Kudnalik smiles. “I remember. It was a good time.”
“— that we’re all a bunch of scoundrels, when he’s got a past, mark my words.”
“And you?”
“Some petty thievery. Nothing serious.”
Kudnalik rises and picks up the straightback chair, moving it closer to Gorham so they sit with just a small table between them. “You got some tobacco?”
“You know I don’t have much left.” He looks across at Kudnalik, the whites of his eyes glinting in the diminished light. “All right.” He pulls the tin from his pocket and hands it to Kudnalik, who sniffs at it.
“Smells old,” he comments, but he takes his own small pipe from his pocket, similar to Gorham’s but carved from antler. “When you robbed that hunting camp, that was not a small thing.”
“No,” Gorham admits.
“White men, no guns, no food, no dry clothing. They had to come after you or die.” Kudnalik draws on his pipe several times until the tobacco glows.
“But they didn’t die.”
“No, because you did.”
Gorham snorts. They’re both quiet, regarding Nina as she shifts, rolls, and sighs.
After a while Gorham taps his pipe on the metal tabletop. “Anyway, that Christmas night? That was the first time we made a break for it. If it wasn’t for the cabin boy spilling the beans, we’d have made it. Too many pe
ople knew. We’d been hiding food, so the cook was in on it. We promised to pay him once we made it.”
“It would have taken many days, even with good dogs. And you were on foot.”
“Of the three of us, I was the only one who kept all of my toes. And Barclay lost his whole foot. Bodfish was heavy-handed with that saw. And he put the cook in irons.” Gorham rolls his eyes. “We were never going to make money on those boats. Not that whaling wasn’t profitable. But by the time it got down to us — we weren’t getting rich. And it wasn’t like the beginning, when we were taking hundreds of whales —”
“Whale heads, you mean. You take just the baleen and throw the rest of the whale in the water. Inuvialuit would never treat the Bowhead with such disrespect. Or any animal. That is why we can live here, and you freeze to death.”
“Not all of us. My point is that by the end of the season some of us wound up owing money, and that’s after risking our lives in the killing boats. Two drowned on our boat alone that season. In the Gold Rush we could really make our fortunes. We’d have made the cook and that damn cabin boy rich, too.”
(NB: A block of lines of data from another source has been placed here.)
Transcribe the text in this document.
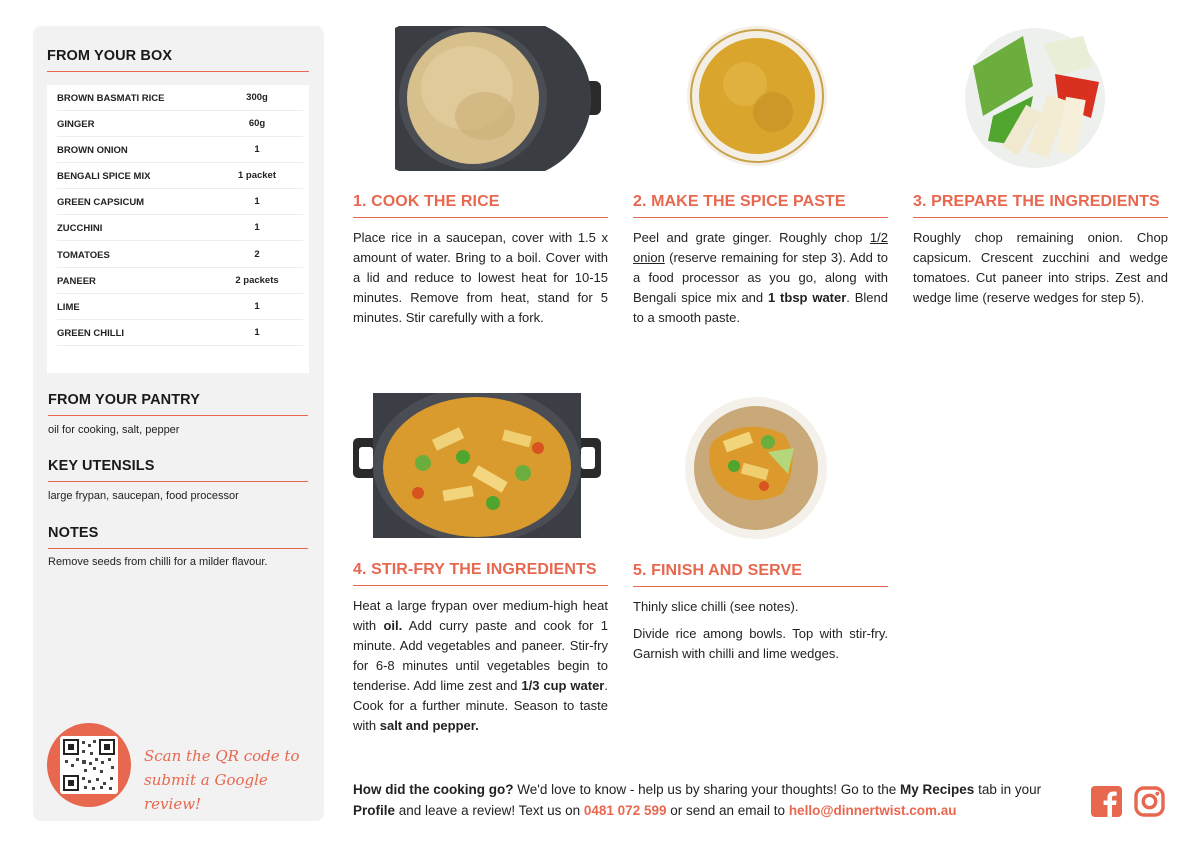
FROM YOUR BOX
BROWN BASMATI RICE	300g
GINGER	60g
BROWN ONION	1
BENGALI SPICE MIX	1 packet
GREEN CAPSICUM	1
ZUCCHINI	1
TOMATOES	2
PANEER	2 packets
LIME	1
GREEN CHILLI	1
FROM YOUR PANTRY
oil for cooking, salt, pepper
KEY UTENSILS
large frypan, saucepan, food processor
NOTES
Remove seeds from chilli for a milder flavour.
Scan the QR code to
submit a Google review!
1. COOK THE RICE
Place rice in a saucepan, cover with 1.5 x amount of water. Bring to a boil. Cover with a lid and reduce to lowest heat for 10-15 minutes. Remove from heat, stand for 5 minutes. Stir carefully with a fork.
2. MAKE THE SPICE PASTE
Peel and grate ginger. Roughly chop 1/2 onion (reserve remaining for step 3). Add to a food processor as you go, along with Bengali spice mix and 1 tbsp water. Blend to a smooth paste.
3. PREPARE THE INGREDIENTS
Roughly chop remaining onion. Chop capsicum. Crescent zucchini and wedge tomatoes. Cut paneer into strips. Zest and wedge lime (reserve wedges for step 5).
4. STIR-FRY THE INGREDIENTS
Heat a large frypan over medium-high heat with oil. Add curry paste and cook for 1 minute. Add vegetables and paneer. Stir-fry for 6-8 minutes until vegetables begin to tenderise. Add lime zest and 1/3 cup water. Cook for a further minute. Season to taste with salt and pepper.
5. FINISH AND SERVE
Thinly slice chilli (see notes).
Divide rice among bowls. Top with stir-fry. Garnish with chilli and lime wedges.
How did the cooking go? We'd love to know - help us by sharing your thoughts! Go to the My Recipes tab in your Profile and leave a review! Text us on 0481 072 599 or send an email to hello@dinnertwist.com.au
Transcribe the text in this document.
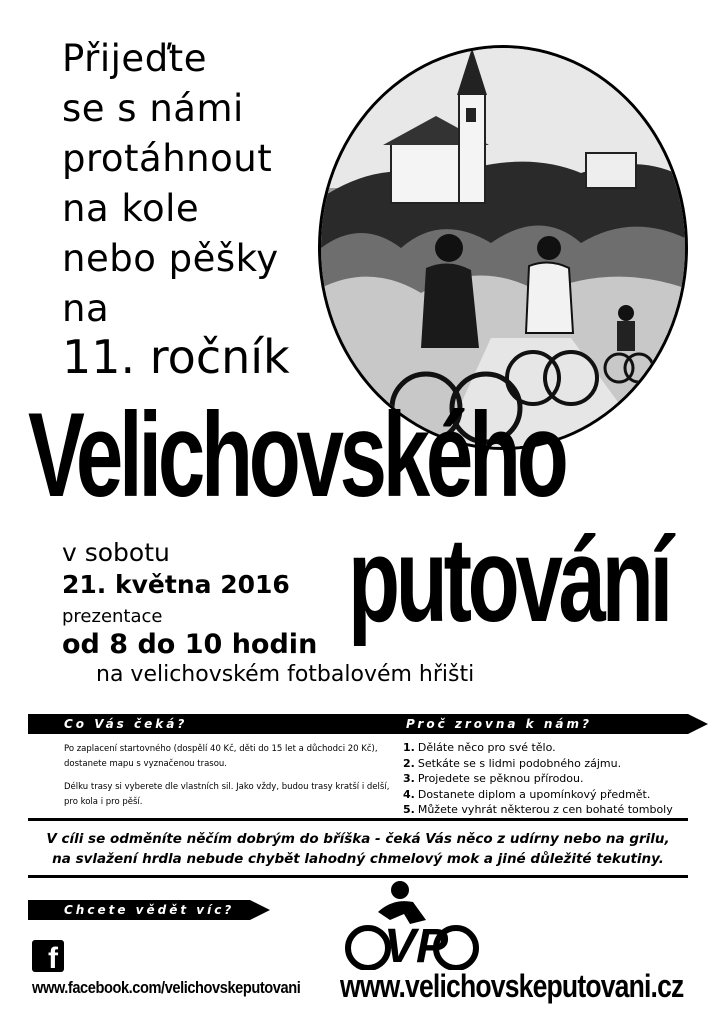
Přijeďte
se s námi
protáhnout
na kole
nebo pěšky
na
11. ročník
Velichovského
putování
v sobotu
21. května 2016
prezentace
od 8 do 10 hodin
na velichovském fotbalovém hřišti
Co Vás čeká?	Proč zrovna k nám?

Po zaplacení startovného (dospělí 40 Kč, děti do 15 let a důchodci 20 Kč), dostanete mapu s vyznačenou trasou.

Délku trasy si vyberete dle vlastních sil. Jako vždy, budou trasy kratší i delší, pro kola i pro pěší.

1. Děláte něco pro své tělo.
2. Setkáte se s lidmi podobného zájmu.
3. Projedete se pěknou přírodou.
4. Dostanete diplom a upomínkový předmět.
5. Můžete vyhrát některou z cen bohaté tomboly
V cíli se odměníte něčím dobrým do bříška - čeká Vás něco z udírny nebo na grilu,
na svlažení hrdla nebude chybět lahodný chmelový mok a jiné důležité tekutiny.
Chcete vědět víc?
f
www.facebook.com/velichovskeputovani
VP
www.velichovskeputovani.cz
Kudnalik stands up. “I need to see to my dogs and get back to my wife.”
Gorham shrugs his shoulders. “They’re not going anywhere.”
“No,” Kudnalik agrees. “But I will go now, anyway.” He steps through the barracks door and out into the hard, flat light.
I WAKE UP and clutch at the fading ghosts of dreams. I can’t quite pin down the images, which dissipate even as I try to grasp them. Such is the nature of dreams, but it’s frustrating. On the other hand, if I dreamt it means I must have slept. I look at my watch: seven o’clock.